Ternyata kereta itu memuat sebuah peti, ada pun tamunya berjumlah empat orang yang sedang diterima oleh pelayan penjaga yang seperti biasa menanyakan siapa mereka dan apa keperluan mereka datang berkunjung. Pada saat empat orang itu melihat munculnya Maniyoko dan Ouwyang Kim, yang tertua di antara mereka, berusia lima puluh tahun lebih dan bertubuh tinggi kurus, segera menghadapi mereka dan bertanya dengan sikap yang sopan.

"Kami mendengar bahwa locianpwe (orang tua gagah) Ouwyang Cin mempunyai seorang murid laki-laki serta seorang puteri yang keduanya gagah perkasa. Apakah (anda berdua) murid dan puterinya itu?"

Ouwyang Kim yang wataknya pendiam dan halus itu tak menjawab, membiarkan suheng-nya yang menjawab. Maniyoko memandang kepada orang yang bertanya itu dan dia pun berkata dengan suara yang angkuh.

"Benar, Tung-hai-liong Ouwyang Cin adalah guruku, dan aku bernama Maniyoko. Sumoi-ku ini adalah puteri suhu bernama Ouwyang Kim. Siapakah paman dan ada keperluan apa datang berkunjung?"

"Nama saya Coa Kun, seorang di antara Bu-tek Cap-sha-kwi (Tiga Belas Setan Tanpa Tanding), bersama tiga orang rekan saya diutus oleh Yang Mulia supaya menghaturkan sedikit bingkisan berikut suratnya kepada locianpwe Tung-hai-liong Ouwyang Cin."

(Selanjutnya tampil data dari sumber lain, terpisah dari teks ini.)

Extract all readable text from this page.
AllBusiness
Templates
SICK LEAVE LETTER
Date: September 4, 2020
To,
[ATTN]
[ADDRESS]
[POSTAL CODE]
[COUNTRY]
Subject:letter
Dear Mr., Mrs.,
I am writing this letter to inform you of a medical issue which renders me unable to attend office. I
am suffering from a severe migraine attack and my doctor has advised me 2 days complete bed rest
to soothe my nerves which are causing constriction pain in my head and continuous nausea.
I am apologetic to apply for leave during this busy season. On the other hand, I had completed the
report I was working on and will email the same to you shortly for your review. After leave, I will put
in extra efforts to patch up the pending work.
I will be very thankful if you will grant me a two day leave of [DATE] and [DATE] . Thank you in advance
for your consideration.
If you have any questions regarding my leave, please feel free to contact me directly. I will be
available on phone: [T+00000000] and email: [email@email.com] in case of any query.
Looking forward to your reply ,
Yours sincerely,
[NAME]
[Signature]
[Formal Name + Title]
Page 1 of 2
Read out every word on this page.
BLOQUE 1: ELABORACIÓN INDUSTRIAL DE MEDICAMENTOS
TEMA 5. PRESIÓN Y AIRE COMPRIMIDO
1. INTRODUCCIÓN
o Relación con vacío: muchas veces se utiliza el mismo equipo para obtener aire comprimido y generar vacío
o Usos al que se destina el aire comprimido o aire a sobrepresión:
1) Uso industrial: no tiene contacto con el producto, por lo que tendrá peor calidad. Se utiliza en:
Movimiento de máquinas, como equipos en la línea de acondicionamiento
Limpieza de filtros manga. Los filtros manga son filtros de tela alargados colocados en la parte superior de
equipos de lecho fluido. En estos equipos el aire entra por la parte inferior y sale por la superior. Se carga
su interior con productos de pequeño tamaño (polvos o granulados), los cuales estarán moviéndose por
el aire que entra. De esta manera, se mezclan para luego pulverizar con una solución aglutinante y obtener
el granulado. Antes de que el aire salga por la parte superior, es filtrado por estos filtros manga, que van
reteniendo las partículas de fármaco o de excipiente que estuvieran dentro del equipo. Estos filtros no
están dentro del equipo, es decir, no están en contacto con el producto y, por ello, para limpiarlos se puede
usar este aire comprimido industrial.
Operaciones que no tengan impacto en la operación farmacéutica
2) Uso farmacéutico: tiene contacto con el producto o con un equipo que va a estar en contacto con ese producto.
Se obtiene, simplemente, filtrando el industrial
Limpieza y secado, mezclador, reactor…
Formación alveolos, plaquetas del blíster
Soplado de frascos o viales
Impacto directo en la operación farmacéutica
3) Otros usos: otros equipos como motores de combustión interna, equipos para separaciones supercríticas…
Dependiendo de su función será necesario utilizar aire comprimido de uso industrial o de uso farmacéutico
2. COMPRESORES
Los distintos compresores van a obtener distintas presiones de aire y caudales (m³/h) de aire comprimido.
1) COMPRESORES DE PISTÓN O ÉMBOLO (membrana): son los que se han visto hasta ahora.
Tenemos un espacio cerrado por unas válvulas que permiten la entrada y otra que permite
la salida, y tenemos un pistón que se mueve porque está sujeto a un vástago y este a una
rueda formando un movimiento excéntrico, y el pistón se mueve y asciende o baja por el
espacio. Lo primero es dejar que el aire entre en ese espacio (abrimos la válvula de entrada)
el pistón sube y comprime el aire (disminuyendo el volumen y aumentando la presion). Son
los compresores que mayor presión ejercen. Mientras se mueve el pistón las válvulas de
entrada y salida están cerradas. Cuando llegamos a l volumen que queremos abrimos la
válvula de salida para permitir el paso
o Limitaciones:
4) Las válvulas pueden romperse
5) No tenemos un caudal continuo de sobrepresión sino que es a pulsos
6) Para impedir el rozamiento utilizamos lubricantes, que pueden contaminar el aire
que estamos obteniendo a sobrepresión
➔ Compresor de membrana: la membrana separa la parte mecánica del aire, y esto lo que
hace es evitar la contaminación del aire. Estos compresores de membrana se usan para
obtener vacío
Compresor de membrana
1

Berbeda dengan Ouwyang Kim yang jarang meningggalkan rumahnya, Maniyoko sudah banyak terjun ke dunia kangouw. Dia mengenal banyak tokoh kangouw, maka tentu saja dia sudah pernah mendengar tentang Bu-tek Cap-sha-kwi. Dia mengamati laki-laki tinggi kurus itu. Melihat pedang yang tergantung di punggungnya, dia pun berkata, "Ahh, kalau begitu tentu kami berhadapan dengan Bu-tek Kiam-mo (Iblis Pedang Tanpa Tanding)!"

"Kongcu mempunyai penglihatan yang tajam sekali!" Bu-tek Kiam-mo memuji.

"Mari, paman, kami akan mengantar paman sekalian menghadap suhu," kata Maniyoko dengan gembira, terlebih lagi mendengar bahwa tokoh kangouw ini diutus oleh seseorang yang disebutnya Yang Mulia. Tentu seorang tokoh besar. Dia segera menyuruh seorang pelayan penjaga untuk memberi laporan kepada gurunya bahwa ada empat orang tamu hendak menghadap diantar oleh dia dan sumoi-nya.

Coa Kun lalu menyuruh tiga orang rekannya untuk menggotong peti yang dimuat di dalam kereta, sedangkan kuda penarik kereta diserahkan kepada pelayan untuk dirawat. Mereka berempat kemudian mengikuti Maniyoko dan Ouwyang Kim memasuki gedung, menuju ke ruangan tamu yang berada di bagian samping kanan.

Di dalam ruangan tamu yang mewah itu telah menanti Tung-hai-liong Ouwyang Cin yang duduk di kursinya dengan sikap yang agung seperti seorang raja yang hendak menerima orang-orang yang hendak menghadap. Biar pun usianya sudah enam puluh enam tahun, tubuhnya gendut dan kepalanya semakin botak, tetapi sinar mata datuk ini masih nampak mencorong dan berwibawa, seperti pandangan mata seseorang yang merasa yakin akan kekuatannya sendiri.

Bu-tek Kiam-mo Coa Kun juga seorang tokoh besar dalam dunia kangouw, akan tetapi dia maklum bahwa kedudukannya kalah tinggi jika dibandingkan kakek yang duduk di kursi dengan angkuhnya itu, maka dia pun segera memberi hormat dengan merangkap kedua tangan di depan dada, diikuti tiga orang rekannya setelah meletakkan peti yang mereka angkut dari dalam kereta tadi.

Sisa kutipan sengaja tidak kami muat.